Торвард повернулся к нему и внимательно осмотрел, как будто видел друга и родича впервые в жизни.
– Но я же видел, что я его убил! – со странной смесью недоумения и убежденности произнес Торвард. – Я же видел! Я ударил его копьем напрямую, он закрылся, копье воткнулось, он дернул щит и сломал его, – разъяснял он Халльмунду, готовому выслушивать от него что угодно и когда угодно. – Потом он бросил щит, думал, я буду вытаскивать меч, а он тем временем меня зарубит. А я его ударил древком. От такого удара у него там все кишки полопались, после такого не выживают. И где же он?
– Унесли! – Халльмунд развел руками. – Колдовское облако для того и нужно. Мы такую штуку знаем. Помнишь, мой отец рассказывал, еще когда туалы в Аскефьорд приходили. Точно так же все было. Они в долине, а над ними туман, и хоть шарь по земле руками, все равно ты в эту долину не попадешь, а уйдешь в сторону. Идешь направо, а сам думаешь, что налево. Вот и мы вчера так же проблуждали. Спасибо, своих никого не потеряли.

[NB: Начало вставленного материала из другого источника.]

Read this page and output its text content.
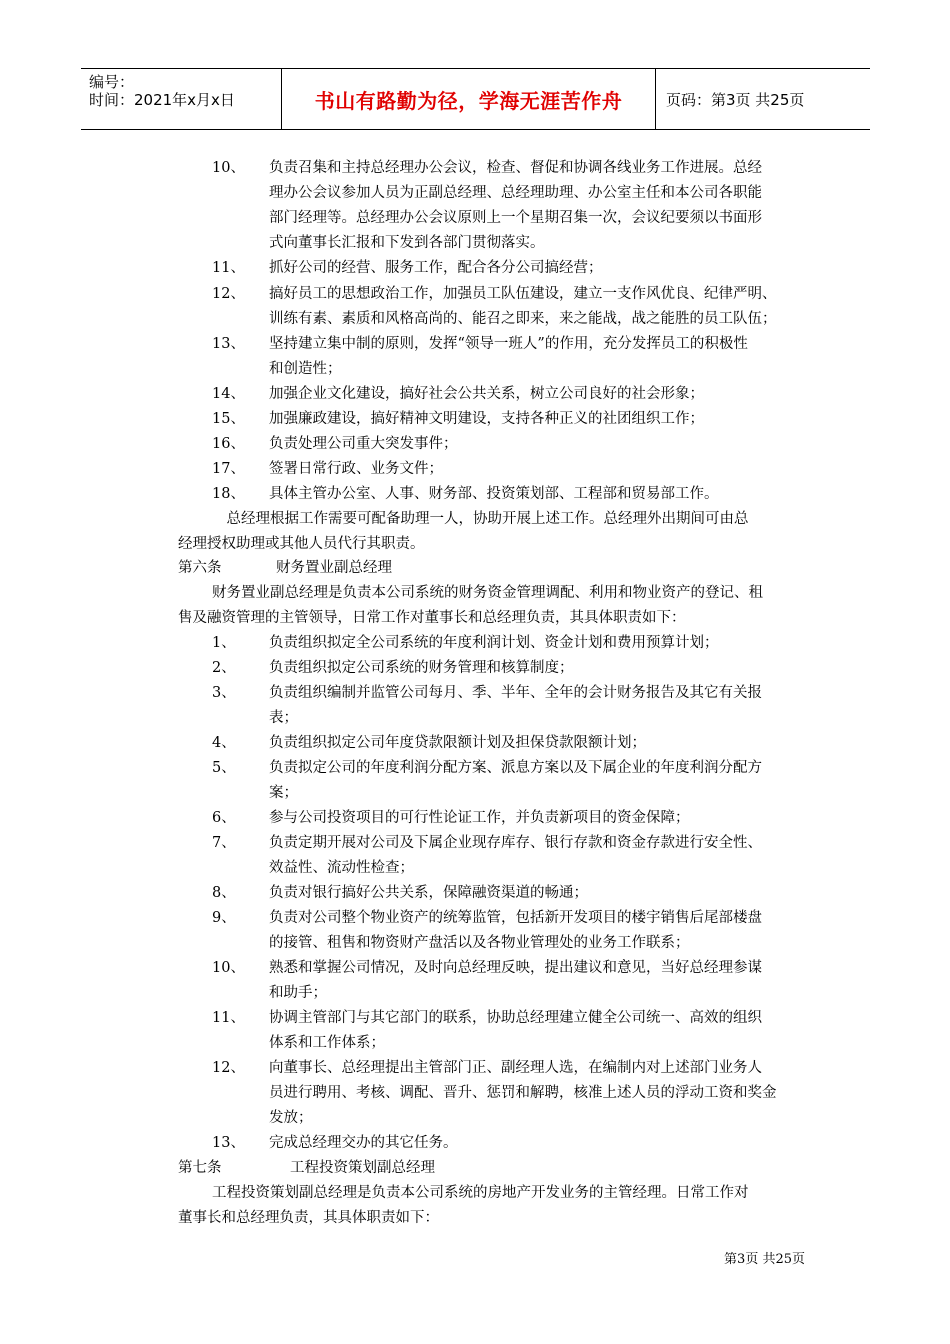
编号：
时间：2021年x月x日	书山有路勤为径，学海无涯苦作舟	页码：第3页 共25页
10、 负责召集和主持总经理办公会议，检查、督促和协调各线业务工作进展。总经
理办公会议参加人员为正副总经理、总经理助理、办公室主任和本公司各职能
部门经理等。总经理办公会议原则上一个星期召集一次，会议纪要须以书面形
式向董事长汇报和下发到各部门贯彻落实。
11、 抓好公司的经营、服务工作，配合各分公司搞经营；
12、 搞好员工的思想政治工作，加强员工队伍建设，建立一支作风优良、纪律严明、
训练有素、素质和风格高尚的、能召之即来，来之能战，战之能胜的员工队伍；
13、 坚持建立集中制的原则，发挥“领导一班人”的作用，充分发挥员工的积极性
和创造性；
14、 加强企业文化建设，搞好社会公共关系，树立公司良好的社会形象；
15、 加强廉政建设，搞好精神文明建设，支持各种正义的社团组织工作；
16、 负责处理公司重大突发事件；
17、 签署日常行政、业务文件；
18、 具体主管办公室、人事、财务部、投资策划部、工程部和贸易部工作。
　总经理根据工作需要可配备助理一人，协助开展上述工作。总经理外出期间可由总
经理授权助理或其他人员代行其职责。
第六条	财务置业副总经理
财务置业副总经理是负责本公司系统的财务资金管理调配、利用和物业资产的登记、租
售及融资管理的主管领导，日常工作对董事长和总经理负责，其具体职责如下：
1、 负责组织拟定全公司系统的年度利润计划、资金计划和费用预算计划；
2、 负责组织拟定公司系统的财务管理和核算制度；
3、 负责组织编制并监管公司每月、季、半年、全年的会计财务报告及其它有关报
表；
4、 负责组织拟定公司年度贷款限额计划及担保贷款限额计划；
5、 负责拟定公司的年度利润分配方案、派息方案以及下属企业的年度利润分配方
案；
6、 参与公司投资项目的可行性论证工作，并负责新项目的资金保障；
7、 负责定期开展对公司及下属企业现存库存、银行存款和资金存款进行安全性、
效益性、流动性检查；
8、 负责对银行搞好公共关系，保障融资渠道的畅通；
9、 负责对公司整个物业资产的统筹监管，包括新开发项目的楼宇销售后尾部楼盘
的接管、租售和物资财产盘活以及各物业管理处的业务工作联系；
10、 熟悉和掌握公司情况，及时向总经理反映，提出建议和意见，当好总经理参谋
和助手；
11、 协调主管部门与其它部门的联系，协助总经理建立健全公司统一、高效的组织
体系和工作体系；
12、 向董事长、总经理提出主管部门正、副经理人选，在编制内对上述部门业务人
员进行聘用、考核、调配、晋升、惩罚和解聘，核准上述人员的浮动工资和奖金
发放；
13、 完成总经理交办的其它任务。
第七条	工程投资策划副总经理
工程投资策划副总经理是负责本公司系统的房地产开发业务的主管经理。日常工作对
董事长和总经理负责，其具体职责如下：
第3页 共25页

– Но если было колдовское облако, значит, он жив!
– Значит, жив! – Халльмунд опять развел руками, на этот раз с сожалением. – Выходит…

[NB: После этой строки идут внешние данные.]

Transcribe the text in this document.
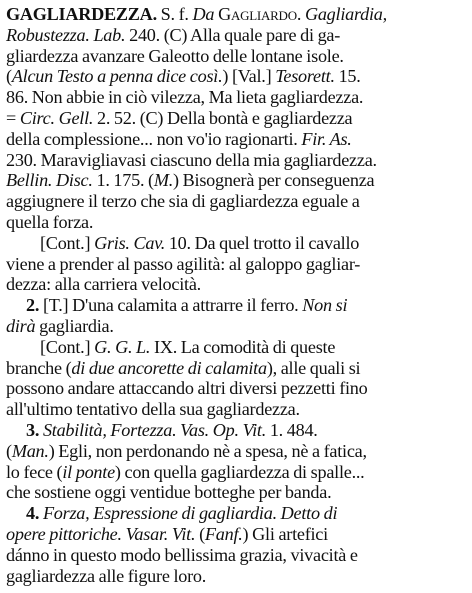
GAGLIARDEZZA. S. f. Da Gagliardo. Gagliardia,
Robustezza. Lab. 240. (C) Alla quale pare di ga-
gliardezza avanzare Galeotto delle lontane isole.
(Alcun Testo a penna dice così.) [Val.] Tesorett. 15.
86. Non abbie in ciò vilezza, Ma lieta gagliardezza.
= Circ. Gell. 2. 52. (C) Della bontà e gagliardezza
della complessione... non vo'io ragionarti. Fir. As.
230. Maravigliavasi ciascuno della mia gagliardezza.
Bellin. Disc. 1. 175. (M.) Bisognerà per conseguenza
aggiugnere il terzo che sia di gagliardezza eguale a
quella forza.
[Cont.] Gris. Cav. 10. Da quel trotto il cavallo
viene a prender al passo agilità: al galoppo gagliar-
dezza: alla carriera velocità.
2. [T.] D'una calamita a attrarre il ferro. Non si
dirà gagliardia.
[Cont.] G. G. L. IX. La comodità di queste
branche (di due ancorette di calamita), alle quali si
possono andare attaccando altri diversi pezzetti fino
all'ultimo tentativo della sua gagliardezza.
3. Stabilità, Fortezza. Vas. Op. Vit. 1. 484.
(Man.) Egli, non perdonando nè a spesa, nè a fatica,
lo fece (il ponte) con quella gagliardezza di spalle...
che sostiene oggi ventidue botteghe per banda.
4. Forza, Espressione di gagliardia. Detto di
opere pittoriche. Vasar. Vit. (Fanf.) Gli artefici
dánno in questo modo bellissima grazia, vivacità e
gagliardezza alle figure loro.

– Его простое оружие не берет! – сказал нахмуренный Аринлейв. – Выходит вот что! Даже если от такого удара в живот умирают не сразу, все равно тут уж будет не до колдовства! Он был жив и мог колдовать!
– А может, он колдовал уже мертвый! – вставил Эйнар.
– Нашел время скалить зубы! Ты очень умный! – Ормкель только ждал случая накинуться на Эйнара. – Пойди лучше приложи чего-нибудь холодного к своей роже, а то женщины любить не будут! Смотри: если зубам во рту тесно, так я мигом помогу!
Один глаз у Эйнара опух и заплыл фиолетовым синяком – еще одним следствием ночной битвы. Но с зубами у него было все в порядке и в прямом, и в переносном смысле.
– Что-то ты слишком разошелся! – Эйнар повернулся к Ормкелю и положил руки на пояс. – Не забывайся, старик! Ты не был таким грозным с теми квиттами, которые тебя продали в рабство!
Намека на свою давнюю неудачу Ормкель сын Арне не прощал никому: молча он бросился на Эйнара, и тот изготовился его встретить, но по пути Ормкелю пришлось пробегать мимо конунга, который все это время молча разглядывал кострище, словно не слыша ничего вокруг. Несколько быстрых движений – и Ормкель почему-то покатился по песку, а Торвард конунг уже выпрямился и опустил руки, словно ничего не произошло.
– Молчать! – коротко приказал он, одним взглядом окинув Ормкеля и Эйнара. – Вас мне еще не хватало, лиуга-мад!
Халльмунд предостерегающе положил руку ему на плечо: в самом деле, конунгу не стоит проклинать собственных воинов, даже если он очень раздосадован. Торвард тихо ругался сквозь зубы. Он стыдился своей неприкрытой досады, но не мог ее сдержать. У него был, опять был случай навсегда прекратить подвиги Бергвида Черной Шкуры, из-за которого столько кораблей каждый год не возвращается домой. Многие из этих кораблей принадлежали фьяллям, что само по себе требовало его вмешательства. Но Бергвид не попадался ему на морях, а одна-две попытки достать его на суше, у озера Фрейра, где тот жил, кончались пустым и досадным блужданием по чащам Медного Леса. Дороги к озеру Фрейра были зачарованы и совершенно недоступны для врагов.
И вот он наткнулся на Бергвида на побережье, где тому поневоле пришлось принять бой! И опять упустил! Поневоле поверишь ворожбе кюны Хердис, когда заботливая матушка показывает тебе руну Хагль, светящуюся на коре священного ясеня, и твердит, что для тебя сейчас не время подвигов и славных свершений!